Lequel pétrole ne servait pas encore de carburant, mais permettait surtout de fabriquer de la cire minérale. Or il fallait des avocats pour rédiger les contrats d'exploitation des puits, la manne de Galicie y ayant attiré des entreprises étrangères, y compris françaises : cela fit la fortune des Segal.
Lorsque le Musée de Vienne a consacré il y a quelques années une exposition au "mythe du pétrole galicien", Jérôme Segal y a trouvé un portrait de son arrière-grand-père Arnold, lequel avait aussi été gratifié à la naissance d'un prénom hébreu, Aron, tout comme son frère Adolf qui s'appelait également Abraham. L'un comme l'autre, en s'établissant autour de 1915 à Vienne, où Arnold a acheté un château, n'ont conservé que leur prénom germanique, étape décisive de l'assimilation d’une famille déjà peu religieuse. À la génération suivante le grand-père de l'auteur sera Henryk, à la manière polonaise, Heinrich, puis Heinrick, au gré des changements de frontières en Europe centrale. Avant de devenir enfin Henri, Français "par le sang versé et non par le sang reçu", après avoir été le jeune chef d'un groupe de résistants dans la région de Grenoble puis lieutenant des FFI - la Résistance intérieure unifiée par Jean Moulin qui avait réuni combattants gaullistes et communistes.
Là encore, le travail de Jérôme Segal sur les archives, un peu partout en Europe, a permis de lever le voile sur un épisode humiliant, celui d'un internement très dur dans un camp réservé en France aux ressortissants allemands et autrichiens, considérés comme des "ennemis" même quand ils voulaient se battre contre le nazisme. La légende familiale avait travesti en épopée "au service de la France" ce qui fut un chantage en bonne et due forme pour que le futur "Henri" revête l'uniforme de la Légion étrangère.
Cette France parfois si peu accueillante, les descendants d'Arnold en ont fait leur patrie, et c'est sans doute la source de leur attachement à ses idéaux universalistes et laïques. Jérôme Segal s'efforce de concilier les origines bourgeoises symbolisées par l'armoire, reliquat de la période "capitaliste" de sa famille, et la fierté visible qu'il éprouve de l'engagement de son père médecin et de sa mère professeure de philosophie, très investis dans le tissu associatif. Tous deux étaient des militants communistes croyant en un monde meilleur et en l'avenir de leur ville nouvelle d'Élancourt, l'une des utopies qui se construisait dans la banlieue parisienne.

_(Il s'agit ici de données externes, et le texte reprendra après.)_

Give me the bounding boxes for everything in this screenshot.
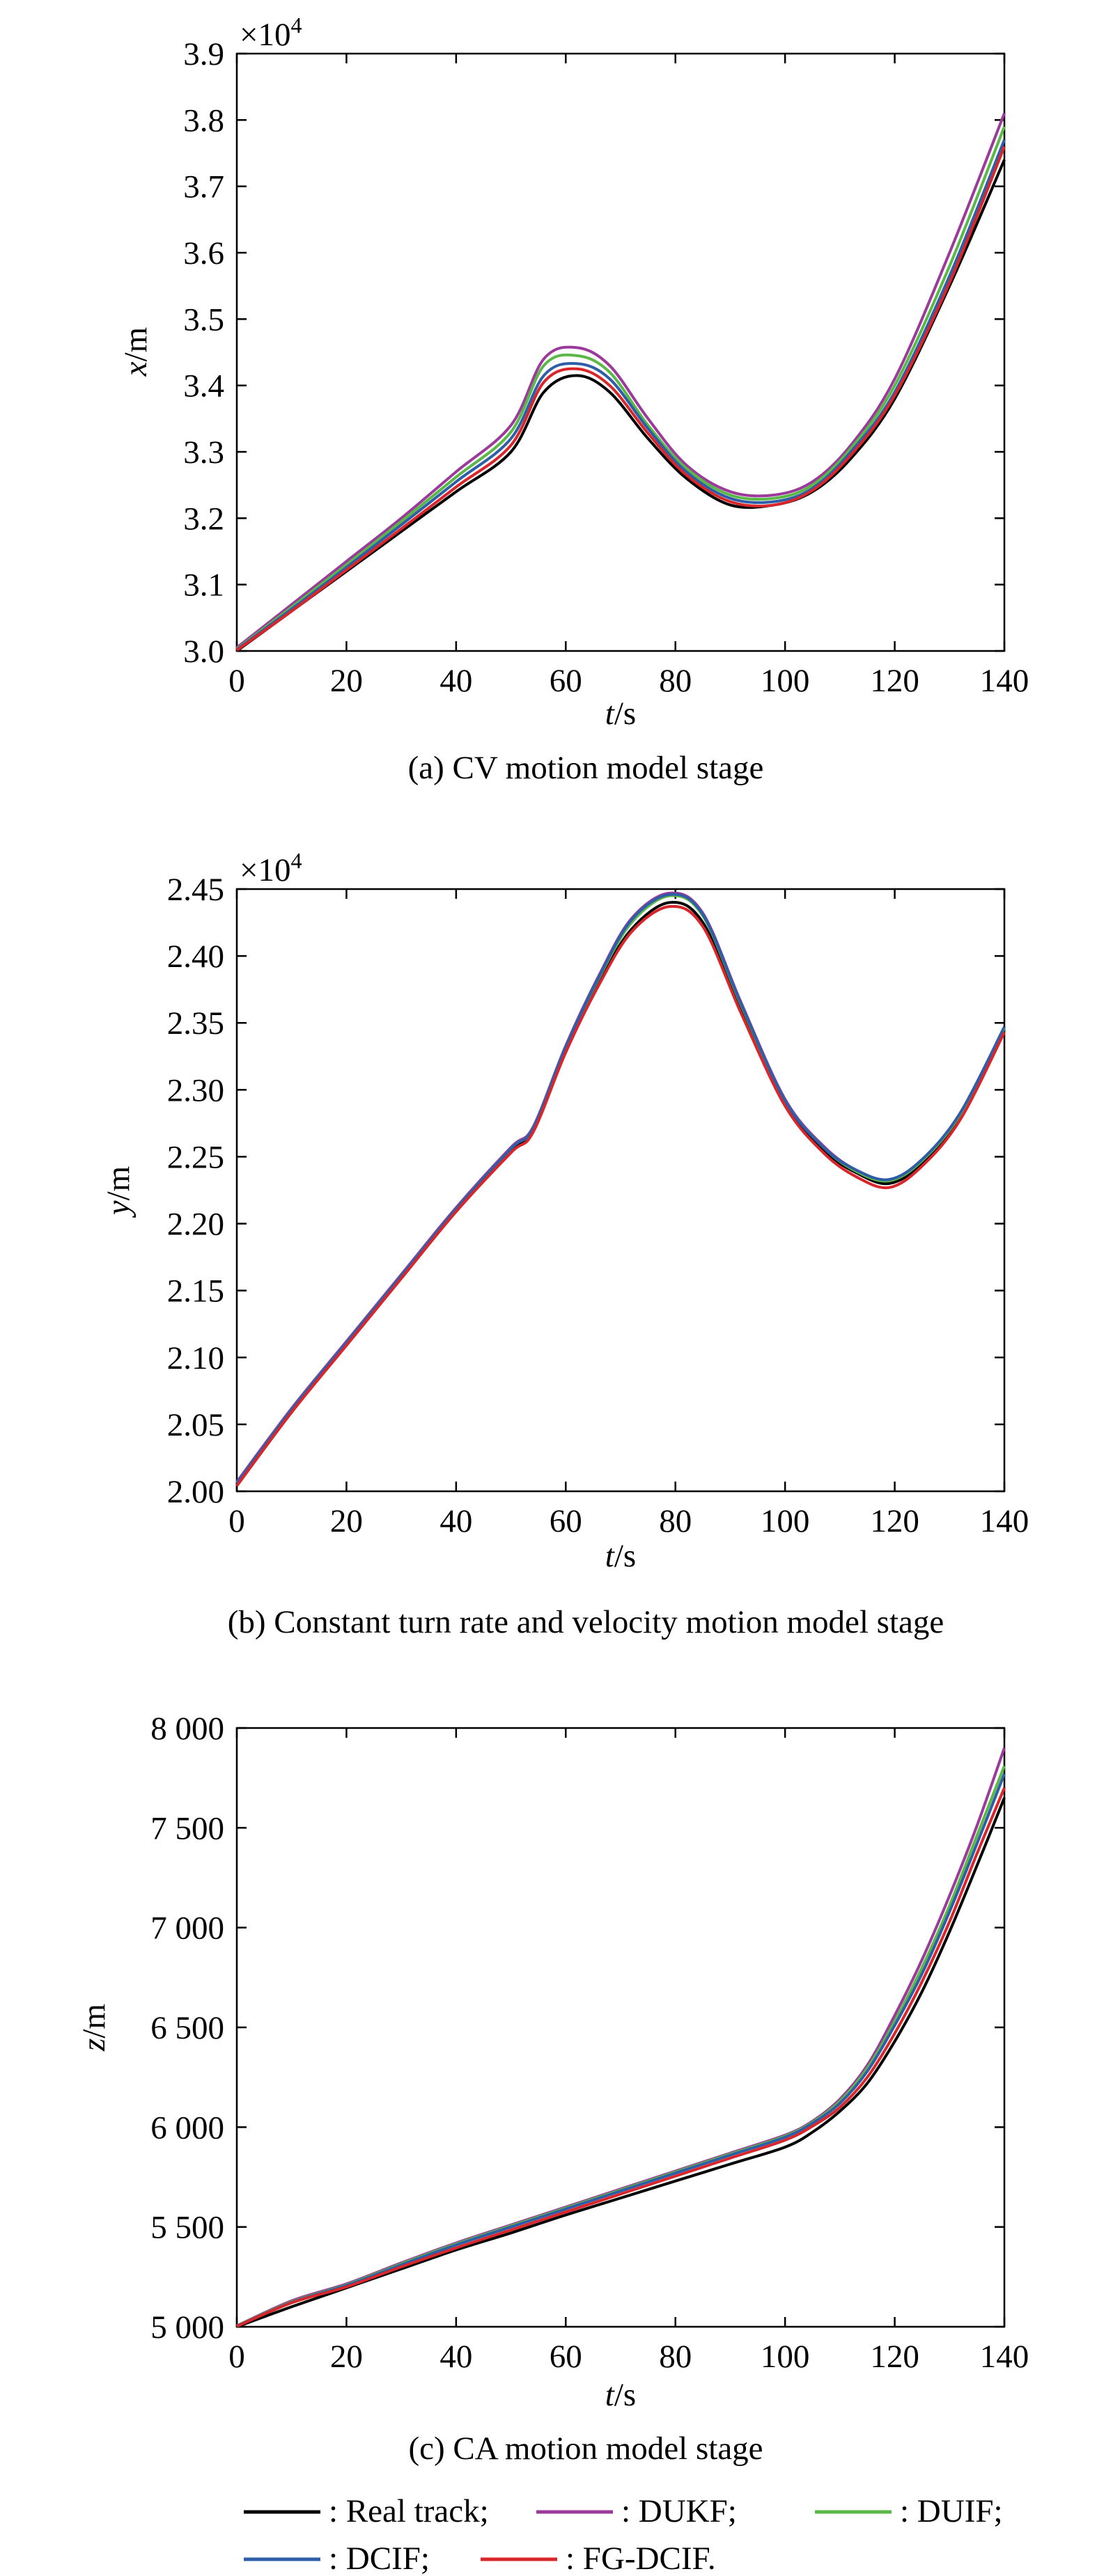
y-axis-label: y/m	[100, 1166, 137, 1218]
x-axis-label: t/s	[605, 1538, 636, 1574]
series-line-dcif	[236, 1773, 1006, 2327]
legend-label: : DUKF;	[621, 2493, 737, 2529]
plot-frame	[235, 52, 1006, 652]
y-tick-label: 3.8	[183, 102, 224, 139]
y-axis-label: z/m	[76, 2004, 112, 2052]
x-tick-label: 80	[659, 1503, 692, 1539]
series-line-real-track	[235, 159, 1006, 652]
series-line-dcif	[235, 139, 1006, 651]
y-tick-label: 2.25	[167, 1139, 224, 1175]
legend-entry: : DUKF;	[536, 2493, 737, 2529]
x-tick-label: 80	[659, 663, 692, 699]
legend-label: : DCIF;	[329, 2540, 430, 2576]
charts: 0 20 40 60 80 100 120 140 3.0 3.1 3.2 3.3 3.4 3.5 3.6 3…	[76, 13, 1029, 2467]
x-tick-label: 100	[761, 2339, 810, 2375]
y-tick-label: 2.10	[167, 1340, 224, 1376]
y-tick-label: 3.7	[183, 169, 224, 205]
y-tick-label: 6 500	[150, 2010, 224, 2046]
x-tick-label: 120	[870, 663, 919, 699]
y-tick-label: 2.15	[167, 1273, 224, 1310]
x-tick-label: 40	[439, 663, 472, 699]
y-tick-label: 3.3	[183, 434, 224, 471]
figure-caption: (c) CA motion model stage	[408, 2430, 763, 2467]
y-tick-label: 3.1	[183, 567, 224, 604]
y-tick-label: 3.4	[183, 368, 224, 405]
x-tick-label: 40	[439, 2339, 472, 2375]
series-line-dcif	[235, 893, 1006, 1484]
figure-caption: (b) Constant turn rate and velocity moti…	[228, 1604, 944, 1640]
chart-panel-3: 0 20 40 60 80 100 120 140 5 000 5 500 6 000 6 500 7 …	[76, 1711, 1029, 2467]
series-lines	[235, 113, 1006, 652]
y-axis-label: x/m	[118, 327, 154, 377]
y-tick-label: 3.9	[183, 36, 224, 72]
x-tick-label: 20	[330, 1503, 363, 1539]
legend-entry: : DUIF;	[815, 2493, 1003, 2529]
series-line-duif	[235, 126, 1006, 650]
legend-label: : DUIF;	[900, 2493, 1003, 2529]
x-tick-label: 140	[980, 1503, 1029, 1539]
y-tick-label: 3.0	[183, 634, 224, 670]
y-tick-label: 3.2	[183, 501, 224, 537]
series-line-fg-dcif	[235, 146, 1006, 652]
series-lines	[235, 891, 1006, 1487]
series-line-fg-dcif	[235, 904, 1006, 1487]
y-tick-label: 5 000	[150, 2309, 224, 2346]
legend-entry: : Real track;	[244, 2493, 489, 2529]
y-tick-label: 3.6	[183, 235, 224, 272]
x-tick-label: 40	[439, 1503, 472, 1539]
x-axis-label: t/s	[605, 696, 636, 732]
y-tick-label: 2.40	[167, 938, 224, 975]
y-tick-label: 2.05	[167, 1407, 224, 1443]
y-tick-label: 7 500	[150, 1810, 224, 1846]
y-tick-label: 7 000	[150, 1910, 224, 1947]
series-line-dukf	[235, 113, 1006, 649]
y-tick-label: 3.5	[183, 301, 224, 338]
x-tick-label: 120	[870, 2339, 919, 2375]
plot-frame	[235, 888, 1006, 1493]
legend-label: : FG-DCIF.	[566, 2540, 716, 2576]
y-tick-label: 2.30	[167, 1072, 224, 1108]
x-tick-label: 60	[550, 1503, 582, 1539]
x-tick-label: 0	[228, 2339, 245, 2375]
x-tick-label: 60	[550, 2339, 582, 2375]
x-tick-label: 0	[228, 663, 245, 699]
y-tick-label: 2.20	[167, 1207, 224, 1243]
x-tick-label: 80	[659, 2339, 692, 2375]
legend-label: : Real track;	[329, 2493, 489, 2529]
x-tick-label: 140	[980, 663, 1029, 699]
series-line-real-track	[236, 1797, 1006, 2328]
x-tick-label: 100	[761, 1503, 810, 1539]
y-tick-label: 2.00	[167, 1474, 224, 1510]
legend: : Real track; : DUKF; : DUIF; : DCIF; : FG-D…	[244, 2493, 1003, 2576]
legend-entry: : FG-DCIF.	[481, 2540, 716, 2576]
x-tick-label: 20	[330, 663, 363, 699]
series-lines	[236, 1748, 1006, 2328]
legend-entry: : DCIF;	[244, 2540, 430, 2576]
chart-panel-1: 0 20 40 60 80 100 120 140 3.0 3.1 3.2 3.3 3.4 3.5 3.6 3…	[118, 13, 1029, 786]
y-tick-label: 2.35	[167, 1005, 224, 1042]
x-axis-label: t/s	[605, 2377, 636, 2413]
x-tick-label: 60	[550, 663, 582, 699]
x-tick-label: 140	[980, 2339, 1029, 2375]
x-tick-label: 20	[330, 2339, 363, 2375]
figure-caption: (a) CV motion model stage	[408, 750, 764, 786]
y-tick-label: 6 000	[150, 2110, 224, 2146]
x-tick-label: 0	[228, 1503, 245, 1539]
series-line-fg-dcif	[236, 1787, 1006, 2328]
x-tick-label: 100	[761, 663, 810, 699]
x-tick-label: 120	[870, 1503, 919, 1539]
y-tick-label: 2.45	[167, 872, 224, 908]
y-tick-label: 5 500	[150, 2210, 224, 2246]
y-tick-label: 8 000	[150, 1711, 224, 1747]
chart-panel-2: 0 20 40 60 80 100 120 140 2.00 2.05 2.10 2.15 2.20 2.…	[100, 848, 1029, 1640]
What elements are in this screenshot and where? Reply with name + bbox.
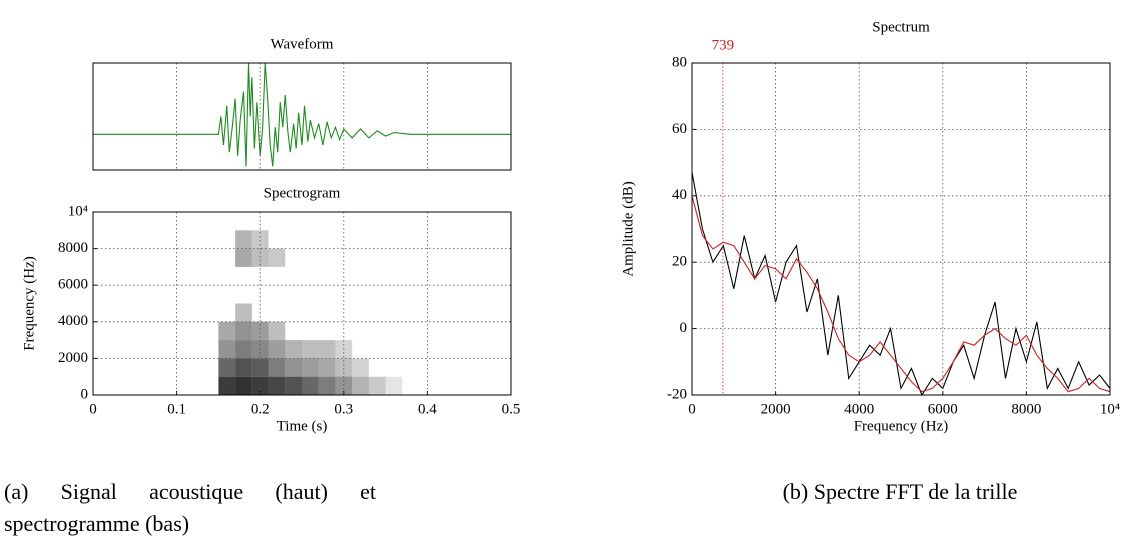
y-axis-label: Frequency (Hz) xyxy=(21,256,37,351)
chart-title: Spectrogram xyxy=(264,185,341,201)
x-tick-label: 10⁴ xyxy=(1100,401,1120,417)
y-tick-label: 10⁴ xyxy=(68,203,88,219)
x-tick-label: 4000 xyxy=(844,401,874,417)
spectrogram-cell xyxy=(218,321,236,341)
caption: (a) Signal acoustique (haut) et spectrog… xyxy=(4,479,376,536)
spectrogram-cell xyxy=(285,376,302,395)
y-tick-label: 0 xyxy=(680,320,688,336)
spectrogram-cell xyxy=(352,376,369,395)
x-tick-label: 0.3 xyxy=(334,401,353,417)
y-tick-label: 4000 xyxy=(58,313,88,329)
chart-title: Spectrum xyxy=(872,19,930,35)
spectrogram-cell xyxy=(268,376,286,395)
x-tick-label: 0 xyxy=(89,401,97,417)
y-tick-label: 0 xyxy=(81,386,89,402)
spectrogram-cell xyxy=(368,376,386,395)
spectrogram-cell xyxy=(285,340,302,359)
spectrogram-cell xyxy=(235,358,252,377)
spectrogram-cell xyxy=(385,376,403,395)
spectrogram-cell xyxy=(251,321,269,341)
spectrogram-cell xyxy=(251,358,269,377)
spectrogram-cell xyxy=(218,358,236,377)
series-line xyxy=(93,62,511,167)
spectrogram-cell xyxy=(318,358,336,377)
y-tick-label: 80 xyxy=(672,54,687,70)
plot-frame xyxy=(92,211,512,396)
spectrogram-cell xyxy=(335,358,353,377)
x-tick-label: 0.2 xyxy=(251,401,270,417)
spectrogram-cell xyxy=(352,358,369,377)
x-tick-label: 2000 xyxy=(761,401,791,417)
spectrogram-cell xyxy=(302,358,319,377)
spectrogram-cell xyxy=(251,230,269,249)
y-tick-label: 20 xyxy=(672,254,687,270)
y-tick-label: 6000 xyxy=(58,277,88,293)
spectrogram-cell xyxy=(318,376,336,395)
spectrogram-cell xyxy=(235,303,252,322)
spectrogram-cell xyxy=(218,376,236,395)
spectrogram-cell xyxy=(285,358,302,377)
spectrogram-cell xyxy=(235,376,252,395)
plot-frame xyxy=(691,62,1111,396)
spectrogram-cell xyxy=(268,340,286,359)
spectrogram-cell xyxy=(235,248,252,267)
y-tick-label: 2000 xyxy=(58,350,88,366)
spectrogram-cell xyxy=(268,248,286,267)
x-axis-label: Time (s) xyxy=(277,418,328,434)
x-tick-label: 0.1 xyxy=(167,401,186,417)
spectrogram-cell xyxy=(218,340,236,359)
y-axis-label: Amplitude (dB) xyxy=(620,181,636,276)
x-tick-label: 0.5 xyxy=(502,401,521,417)
y-tick-label: -20 xyxy=(667,386,687,402)
marker-label: 739 xyxy=(712,37,735,53)
series-line xyxy=(691,195,1111,393)
x-tick-label: 0 xyxy=(688,401,696,417)
spectrogram-cell xyxy=(335,376,353,395)
spectrogram-cell xyxy=(235,340,252,359)
x-tick-label: 0.4 xyxy=(418,401,437,417)
spectrogram-cell xyxy=(251,376,269,395)
y-tick-label: 60 xyxy=(672,121,687,137)
series-line xyxy=(691,172,1111,397)
x-tick-label: 8000 xyxy=(1011,401,1041,417)
chart-title: Waveform xyxy=(271,36,334,52)
spectrogram-cell xyxy=(302,340,319,359)
y-tick-label: 40 xyxy=(672,187,687,203)
spectrogram-cell xyxy=(268,358,286,377)
plot-frame xyxy=(92,62,512,171)
spectrogram-cell xyxy=(318,340,336,359)
spectrogram-cell xyxy=(251,248,269,267)
spectrogram-cell xyxy=(302,376,319,395)
spectrogram-cell xyxy=(235,230,252,249)
caption: (b) Spectre FFT de la trille xyxy=(782,479,1018,504)
x-tick-label: 6000 xyxy=(928,401,958,417)
spectrogram-cell xyxy=(235,321,252,341)
y-tick-label: 8000 xyxy=(58,240,88,256)
spectrogram-cell xyxy=(268,321,286,341)
x-axis-label: Frequency (Hz) xyxy=(854,418,949,434)
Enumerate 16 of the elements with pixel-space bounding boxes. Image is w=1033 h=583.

La chute de cette utopie et la ghettoïsation de Trappes, non loin de chez eux, les ont désenchantés : la mère de Jérôme, Marie-Laure, qui y enseignait, fut l'une des premières à s'inquiéter de la montée de l'intolérance religieuse, de la difficulté d’aborder en cours des sujets comme la théorie de l'évolution de Darwin, que rejettent les représentants d'un islam fanatisé. L'un des intellectuels les plus critiques d’un tel glissement, l'islamologue franco-marocain Rachid Benzine, a été l'un de ses élèves.
"Moi aussi j'aime l'Autriche" dit Jérôme Segal quand on évoque devant lui l’ouvrage de Stéphane Gompertz. Même s'il ne supporte aucune de ses faiblesses, à commencer par sa "bondieuserie", en vertu de l'adage "Qui aime bien, châtie bien". Il tient un blog à l'avenant, « Le petit flambeau », en hommage au journal Die Fackel (Le flambeau) du redoutable polémiste Karl Kraus. En 2018 il a récupéré la nationalité autrichienne que les nazis avaient jadis retirée à ses ancêtres. C'est une nouvelle étape d'une longue histoire. De celles qui ont fait, dans la joie et la douleur, l'Europe que nous connaissons.